Lha Bal-po wordt niet vermeld in de traditionele lijst van de koningen van Tibet. Hij is echter ook in formele zin enige maanden koning van het rijk geweest in 705 voordat hij onder invloed van met name Tri Malö, de moeder van Tridu Songtsen werd afgezet. Lha Bal-po werd niet omgebracht, maar hield na zijn afzetting een zekere positie aan het hof. Na zijn overlijden zou Jincheng een van de vrouwen van Tridé Tsungtsen geworden zijn.

Deze geschiedschrijving is in wezen een herhaling van het verhaal van de eerste Chinese prinses Wencheng ( overleden omstreeks 670) die in feite een van de vrouwen werd van de Tibetaanse kroonprins Gungsrong Gungtsen (628 - 647) en na het overlijden daarvan een van de meerdere vrouwen werd van zijn vader Songtsen Gampo ( 605-650).

Bevordering van het boeddhisme

[bewerken | brontekst bewerken]

Geheel verschillend met Wengcheng arriveerde Jincheng in Tibet met een eigen grote Chinese hofhouding. In de literatuur wordt desondanks vaak vermeld, dat zij niet kon aarden in Tibet. Nog in 723 schreef zij een bief aan de koning van Kashmir met de vraag of zij welkom in het land zou zijn, indien zij Tibet zou willen verlaten.

Uiteindelijk werd zij een patroon van het boeddhisme in Tibet. Veel van de daden die in de klassieke geschiedschrijving aan prinses Wencheng zijn gerelateerd, zoals bijvoorbeeld het bouwen van tempels, moeten feitelijk gesitueerd worden in deze periode van Jincheng.
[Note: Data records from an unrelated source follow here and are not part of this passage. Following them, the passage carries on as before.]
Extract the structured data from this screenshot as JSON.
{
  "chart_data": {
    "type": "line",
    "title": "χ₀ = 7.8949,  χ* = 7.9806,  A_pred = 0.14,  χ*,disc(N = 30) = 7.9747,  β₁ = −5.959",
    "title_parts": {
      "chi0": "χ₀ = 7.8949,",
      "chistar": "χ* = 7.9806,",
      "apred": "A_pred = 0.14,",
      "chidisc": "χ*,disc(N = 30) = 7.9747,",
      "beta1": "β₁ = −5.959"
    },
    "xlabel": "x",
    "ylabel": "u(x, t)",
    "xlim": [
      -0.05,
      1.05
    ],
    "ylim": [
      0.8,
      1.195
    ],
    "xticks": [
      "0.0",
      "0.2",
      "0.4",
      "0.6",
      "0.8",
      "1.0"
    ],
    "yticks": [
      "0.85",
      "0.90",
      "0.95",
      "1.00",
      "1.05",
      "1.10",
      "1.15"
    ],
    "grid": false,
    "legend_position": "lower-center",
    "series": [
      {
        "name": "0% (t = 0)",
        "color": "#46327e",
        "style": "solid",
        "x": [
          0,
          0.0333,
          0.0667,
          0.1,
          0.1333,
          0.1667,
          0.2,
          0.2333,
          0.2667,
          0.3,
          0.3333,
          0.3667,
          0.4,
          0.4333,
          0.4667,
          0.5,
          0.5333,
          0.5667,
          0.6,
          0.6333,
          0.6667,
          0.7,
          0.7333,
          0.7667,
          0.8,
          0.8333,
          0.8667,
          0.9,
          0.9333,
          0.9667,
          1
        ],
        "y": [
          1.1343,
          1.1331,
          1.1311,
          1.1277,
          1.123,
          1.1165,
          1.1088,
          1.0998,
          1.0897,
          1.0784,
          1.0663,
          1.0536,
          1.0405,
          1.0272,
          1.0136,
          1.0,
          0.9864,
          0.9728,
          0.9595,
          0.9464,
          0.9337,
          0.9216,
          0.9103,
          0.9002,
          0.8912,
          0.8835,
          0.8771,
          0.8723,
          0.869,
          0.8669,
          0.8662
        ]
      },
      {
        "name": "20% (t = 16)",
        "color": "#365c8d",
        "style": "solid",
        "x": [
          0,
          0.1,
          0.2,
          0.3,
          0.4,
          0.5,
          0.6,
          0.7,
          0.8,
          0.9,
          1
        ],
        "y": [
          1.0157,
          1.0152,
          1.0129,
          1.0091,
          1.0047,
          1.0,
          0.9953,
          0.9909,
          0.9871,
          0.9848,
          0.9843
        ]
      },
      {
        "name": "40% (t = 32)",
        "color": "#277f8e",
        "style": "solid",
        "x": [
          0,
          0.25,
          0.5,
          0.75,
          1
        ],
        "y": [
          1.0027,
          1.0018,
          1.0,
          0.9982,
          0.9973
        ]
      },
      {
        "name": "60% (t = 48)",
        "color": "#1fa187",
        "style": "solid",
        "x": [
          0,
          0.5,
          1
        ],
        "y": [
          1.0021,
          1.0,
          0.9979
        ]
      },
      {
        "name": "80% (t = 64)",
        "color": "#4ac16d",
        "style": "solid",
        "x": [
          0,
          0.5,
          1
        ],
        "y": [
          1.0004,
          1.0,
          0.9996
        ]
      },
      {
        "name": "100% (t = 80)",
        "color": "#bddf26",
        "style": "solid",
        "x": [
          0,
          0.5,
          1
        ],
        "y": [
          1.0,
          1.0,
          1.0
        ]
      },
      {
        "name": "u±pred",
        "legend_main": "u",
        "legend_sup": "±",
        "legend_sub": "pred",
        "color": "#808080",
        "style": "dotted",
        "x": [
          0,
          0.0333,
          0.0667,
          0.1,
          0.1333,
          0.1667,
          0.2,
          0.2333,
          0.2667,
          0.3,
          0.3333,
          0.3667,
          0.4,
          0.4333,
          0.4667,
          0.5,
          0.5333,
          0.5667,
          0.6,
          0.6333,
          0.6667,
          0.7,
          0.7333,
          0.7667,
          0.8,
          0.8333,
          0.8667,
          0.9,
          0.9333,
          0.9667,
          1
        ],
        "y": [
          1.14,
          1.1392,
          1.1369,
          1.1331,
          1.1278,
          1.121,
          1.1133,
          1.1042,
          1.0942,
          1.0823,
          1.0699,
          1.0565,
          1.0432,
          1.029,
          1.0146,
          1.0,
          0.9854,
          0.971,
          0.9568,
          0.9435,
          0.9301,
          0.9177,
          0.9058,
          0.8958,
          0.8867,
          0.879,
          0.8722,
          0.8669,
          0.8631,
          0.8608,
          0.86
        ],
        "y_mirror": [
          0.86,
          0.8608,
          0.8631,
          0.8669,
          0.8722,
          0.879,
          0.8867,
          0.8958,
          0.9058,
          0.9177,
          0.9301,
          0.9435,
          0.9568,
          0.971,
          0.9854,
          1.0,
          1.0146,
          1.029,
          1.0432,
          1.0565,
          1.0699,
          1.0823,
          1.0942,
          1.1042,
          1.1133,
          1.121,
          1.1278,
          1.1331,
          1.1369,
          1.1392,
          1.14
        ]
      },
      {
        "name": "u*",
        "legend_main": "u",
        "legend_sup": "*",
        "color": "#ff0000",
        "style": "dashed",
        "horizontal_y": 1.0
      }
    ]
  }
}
Het Testament van Ba beschrijft hoe Jingcheng in Tibet een rouwperiode na het overlijden van politiek belangrijke personen van 49 dagen introduceert. Dat is de rituele periode die naderhand een geloofsartikel in het Tibetaans boeddhisme is geworden waarbij mensen na uiterlijk zeven weken wedergeboren worden.

In China was na omstreeks 730 een antiboeddhistische beweging ontstaan. Als gevolg daarvan ontvluchtten grote aantallen boeddhistische monniken het land en gebieden als Khotan, dat sinds omstreeks 695 weer in Chinese handen was. Een aantal van deze monniken zou in Tibet terechtkomen.

Kort na aankomst van deze monniken ontstond in Tibet een pokkenepidemie met als gevolg dat ook veel Tibetanen overleden. De monniken kregen hiervan de schuld en werden met geweld gedwongen het land te verlaten. Ook Jincheng zelf is in 739 waarschijnlijk aan de pokken overleden, hoewel enkele tibetologen neigen naar de veronderstelling, dat zij op basis van ontstane antiboeddhistische gevoelens in Tibet is vermoord.

Onder druk van de clanleiders voert ook de koning Tridé Tsungtsen na 740 een antiboeddhistische politiek, die pas weer in de periode van Trisong Detsen (742-800 ) gewijzigd werd.